Particolare dell'altare
Continua il viaggio nel regno della bellezza, trovate tutti i post dedicati a questo argomento seguendo l'etichetta #arte greca antica. Vi parlo oggi di una svolta molto importante per tutta l'arte occidentale.L'arte greca subì un grande mutamento nel periodo ellenistico: di tale mutamento troviamo tracce nelle opere più famose dell'epoca. Una di queste è un altare della città di Pergamo, eretto intorno al 160 a.
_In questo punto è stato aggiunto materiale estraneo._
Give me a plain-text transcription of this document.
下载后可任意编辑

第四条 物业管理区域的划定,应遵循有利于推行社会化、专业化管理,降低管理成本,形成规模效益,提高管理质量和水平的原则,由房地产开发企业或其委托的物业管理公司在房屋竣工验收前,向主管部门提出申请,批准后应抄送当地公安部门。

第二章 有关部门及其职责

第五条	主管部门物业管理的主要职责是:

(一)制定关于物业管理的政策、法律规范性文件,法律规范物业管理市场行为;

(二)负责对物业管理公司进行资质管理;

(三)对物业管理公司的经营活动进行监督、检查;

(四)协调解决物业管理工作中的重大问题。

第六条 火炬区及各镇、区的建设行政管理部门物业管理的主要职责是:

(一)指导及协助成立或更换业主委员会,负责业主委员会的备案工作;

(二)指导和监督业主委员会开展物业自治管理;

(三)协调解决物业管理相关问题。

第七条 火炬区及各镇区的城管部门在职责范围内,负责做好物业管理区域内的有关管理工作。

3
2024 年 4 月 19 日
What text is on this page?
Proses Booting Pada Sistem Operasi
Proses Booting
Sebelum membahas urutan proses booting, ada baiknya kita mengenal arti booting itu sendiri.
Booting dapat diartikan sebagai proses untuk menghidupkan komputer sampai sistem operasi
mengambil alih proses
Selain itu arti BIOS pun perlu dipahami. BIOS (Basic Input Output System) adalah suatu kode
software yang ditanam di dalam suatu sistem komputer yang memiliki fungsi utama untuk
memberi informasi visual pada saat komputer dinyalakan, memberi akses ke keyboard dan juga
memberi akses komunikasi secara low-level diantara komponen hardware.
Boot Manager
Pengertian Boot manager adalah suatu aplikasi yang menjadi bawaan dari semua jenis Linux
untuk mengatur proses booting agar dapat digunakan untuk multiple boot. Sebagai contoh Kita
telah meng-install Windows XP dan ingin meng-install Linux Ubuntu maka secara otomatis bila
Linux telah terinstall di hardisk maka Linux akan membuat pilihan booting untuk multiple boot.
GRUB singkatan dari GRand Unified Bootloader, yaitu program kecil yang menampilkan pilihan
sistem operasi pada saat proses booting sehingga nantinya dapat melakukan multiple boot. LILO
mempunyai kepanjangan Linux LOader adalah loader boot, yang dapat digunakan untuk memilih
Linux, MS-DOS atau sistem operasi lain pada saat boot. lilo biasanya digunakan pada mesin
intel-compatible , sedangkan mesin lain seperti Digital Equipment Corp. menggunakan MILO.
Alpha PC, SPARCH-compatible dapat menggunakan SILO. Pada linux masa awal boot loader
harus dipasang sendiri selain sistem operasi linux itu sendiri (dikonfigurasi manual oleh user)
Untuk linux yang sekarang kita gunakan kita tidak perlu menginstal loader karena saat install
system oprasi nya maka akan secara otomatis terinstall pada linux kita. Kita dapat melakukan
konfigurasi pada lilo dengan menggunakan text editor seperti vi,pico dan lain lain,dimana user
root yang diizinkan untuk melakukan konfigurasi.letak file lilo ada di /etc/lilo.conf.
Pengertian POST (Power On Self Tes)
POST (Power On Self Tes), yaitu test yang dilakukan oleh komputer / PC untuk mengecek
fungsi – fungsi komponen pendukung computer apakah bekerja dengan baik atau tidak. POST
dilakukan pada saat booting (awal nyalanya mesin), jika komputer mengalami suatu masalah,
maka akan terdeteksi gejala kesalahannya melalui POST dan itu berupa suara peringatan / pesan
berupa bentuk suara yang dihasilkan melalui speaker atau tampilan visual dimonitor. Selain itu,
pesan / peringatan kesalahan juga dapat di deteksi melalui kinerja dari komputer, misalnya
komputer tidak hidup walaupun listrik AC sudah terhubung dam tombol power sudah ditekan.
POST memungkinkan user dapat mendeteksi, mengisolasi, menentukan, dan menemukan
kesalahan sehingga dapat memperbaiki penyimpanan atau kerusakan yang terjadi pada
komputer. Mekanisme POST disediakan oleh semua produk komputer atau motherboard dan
C. L'altare fu realizzato in marmo asiatico su un'area di m 36,44 × 34,20; su cinque gradini si eleva uno zoccolo potente dove, fra un'alta base sagomata e un cornicione fortemente sporgente sta la fascia ad alto rilievo con scene della gigantomachia. Lo zoccolo forma due spalle racchiudenti una scalinata di 20 m di fronte la quale conduce ad un cortile pavimentato. Sopra lo zoccolo e davanti alla scalinata sta un colonnato ionico con un muro di fondo ornato da un fregio continuo in cui sono raffigurate le scene della vita di Telefo, l'eroe fondatore di Pergamo.Il fregio fu costruito dopo lo zoccolo perché fu lavorato sul posto e probabilmente anche dopo il podio. La costruzione dell'altare non fu ultimata secondo il progetto originario perché non fu innalzato il colonnato interno del cortile, del quale si erano già preparati alcuni elementi architettonici, poi reimpiegati nel palazzo di Attalo II.
La scultura-architettura rappresenta la lotta tra gli dei e i titani. E' un'opera magnifica, ma vi cercheremo invano l'armonia e la raffinatezza della scultura greca precedente di cui già vi ho detto. E' qui evidente che l'artista si proponeva di raggiungere effetti fortemente drammatici. La battaglia infuria terribile e violenta. I goffi titani vengono sopraffatti dagli dei trionfanti, e il loro sguardo esprime tutto il tormento dell'agonia. La scena è movimentatissima e svolazzante di drappeggi. E perchè l'effetto fosse più intenso non si tratta più di un bassorilievo di scarso aggetto sulla parete, ma di un altorilievo con figure cioè quasi a tutto tondo che nella loro lotta sembrano invadere i gradini dell'altare, quasi incuranti del luogo che le ospita.
La decorazione marmorea dell'altare fu rinvenuta frammentaria, murata in gran parte nelle fortificazioni bizantine. La ricomposizione del fregio della gigantomachia si deve a O. Puchstein e a R. Bohn che furono aiutati dagli scultori italiani Freres e Possenti. Essa fu resa possibile dal fatto che le lastre del fregio della gigantomachia erano numerate con cifre accoppiate, di cui una d'indice e l'altra di catena. Al di sotto del fregio sulla base erano iscritti i nomi dei giganti e quelli degli artisti; sulla cornice al di sopra del fregio i nomi degli dèi. Anche questi elementi resero possibile la ricostruzione che nel complesso è ben riuscita.
L'altare di Pergamo è ricordato da Ampellio (c. 14) e forse è da riconoscerlo nel "Trono di Satana" dell'Apocalisse di S. Giovanni (2, 113).
L'arte ellenistica amava opere veementi e violente: voleva impressionare e ci riusciva in pieno!